Both districts in Atlanta’s northern suburbs historically were Republican strongholds, but the Democrats have benefited from demographic changes that have significantly swelled their minority populations.

Winning both seats would get the GOP back to a 10-4 dominance of Georgia’s congressional delegation.

But Bullock said recapturing both districts might be a risky undertaking because Republican mapmakers would have to spread out the region’s GOP voters. He suggested GOP lawmakers might be better off going after just one of those seats by packing Republican loyalists in the targeted district.

“The less aggressive approach would be to concede one of those districts to the Democrats,” he said.
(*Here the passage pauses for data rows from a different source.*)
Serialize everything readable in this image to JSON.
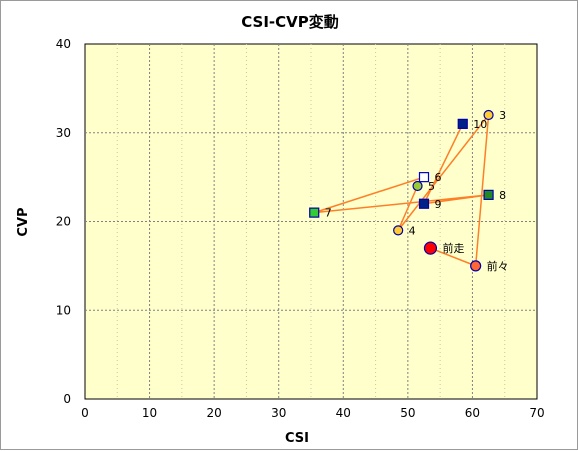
{
  "chart_data": {
    "type": "scatter",
    "title": "CSI-CVP変動",
    "xlabel": "CSI",
    "ylabel": "CVP",
    "xlim": [
      0,
      70
    ],
    "ylim": [
      0,
      40
    ],
    "xticks": [
      0,
      10,
      20,
      30,
      40,
      50,
      60,
      70
    ],
    "yticks": [
      0,
      10,
      20,
      30,
      40
    ],
    "grid": true,
    "colors": {
      "plot_background": "#ffffcc",
      "grid": "#808080",
      "line": "#ff7f27"
    },
    "line_order": [
      "前走",
      "前々",
      "3",
      "4",
      "5",
      "6",
      "7",
      "8",
      "9",
      "10"
    ],
    "points": [
      {
        "label": "前走",
        "x": 53.5,
        "y": 17,
        "shape": "circle",
        "fill": "#ff0000",
        "stroke": "#0000aa",
        "r": 6
      },
      {
        "label": "前々",
        "x": 60.5,
        "y": 15,
        "shape": "circle",
        "fill": "#ff6633",
        "stroke": "#0000aa",
        "r": 5
      },
      {
        "label": "3",
        "x": 62.5,
        "y": 32,
        "shape": "circle",
        "fill": "#ffcc33",
        "stroke": "#0000aa",
        "r": 4.5
      },
      {
        "label": "4",
        "x": 48.5,
        "y": 19,
        "shape": "circle",
        "fill": "#ffcc33",
        "stroke": "#0000aa",
        "r": 4.5
      },
      {
        "label": "5",
        "x": 51.5,
        "y": 24,
        "shape": "circle",
        "fill": "#99cc33",
        "stroke": "#0000aa",
        "r": 4.5
      },
      {
        "label": "6",
        "x": 52.5,
        "y": 25,
        "shape": "square",
        "fill": "#ffffff",
        "stroke": "#0000cc",
        "r": 4.5
      },
      {
        "label": "7",
        "x": 35.5,
        "y": 21,
        "shape": "square",
        "fill": "#33cc33",
        "stroke": "#0000aa",
        "r": 4.5
      },
      {
        "label": "8",
        "x": 62.5,
        "y": 23,
        "shape": "square",
        "fill": "#228822",
        "stroke": "#0000aa",
        "r": 4.5
      },
      {
        "label": "9",
        "x": 52.5,
        "y": 22,
        "shape": "square",
        "fill": "#002288",
        "stroke": "#0000aa",
        "r": 4.5
      },
      {
        "label": "10",
        "x": 58.5,
        "y": 31,
        "shape": "square",
        "fill": "#002288",
        "stroke": "#0000aa",
        "r": 4.5
      }
    ]
  }
}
While weighing the various political ramifications of the maps they’re drawing, Republicans can’t lose sight of some basic legal requirements and best practices of redistricting. Districts must be as close to equal in population as possible, although legislative maps can vary up to 5%.

Also, the legislature is supposed to try to keep together “communities of interest” and respect municipal boundaries.

That’s what was uppermost in mind for many of the speakers at the initial round of public hearings.

“I understand that Georgia is growing and we are becoming more diverse,” Camille Brown, a member of the Cherokee County Republican Party’s executive committee, said at the Cumming hearing. “But your goal should be to keep communities together.”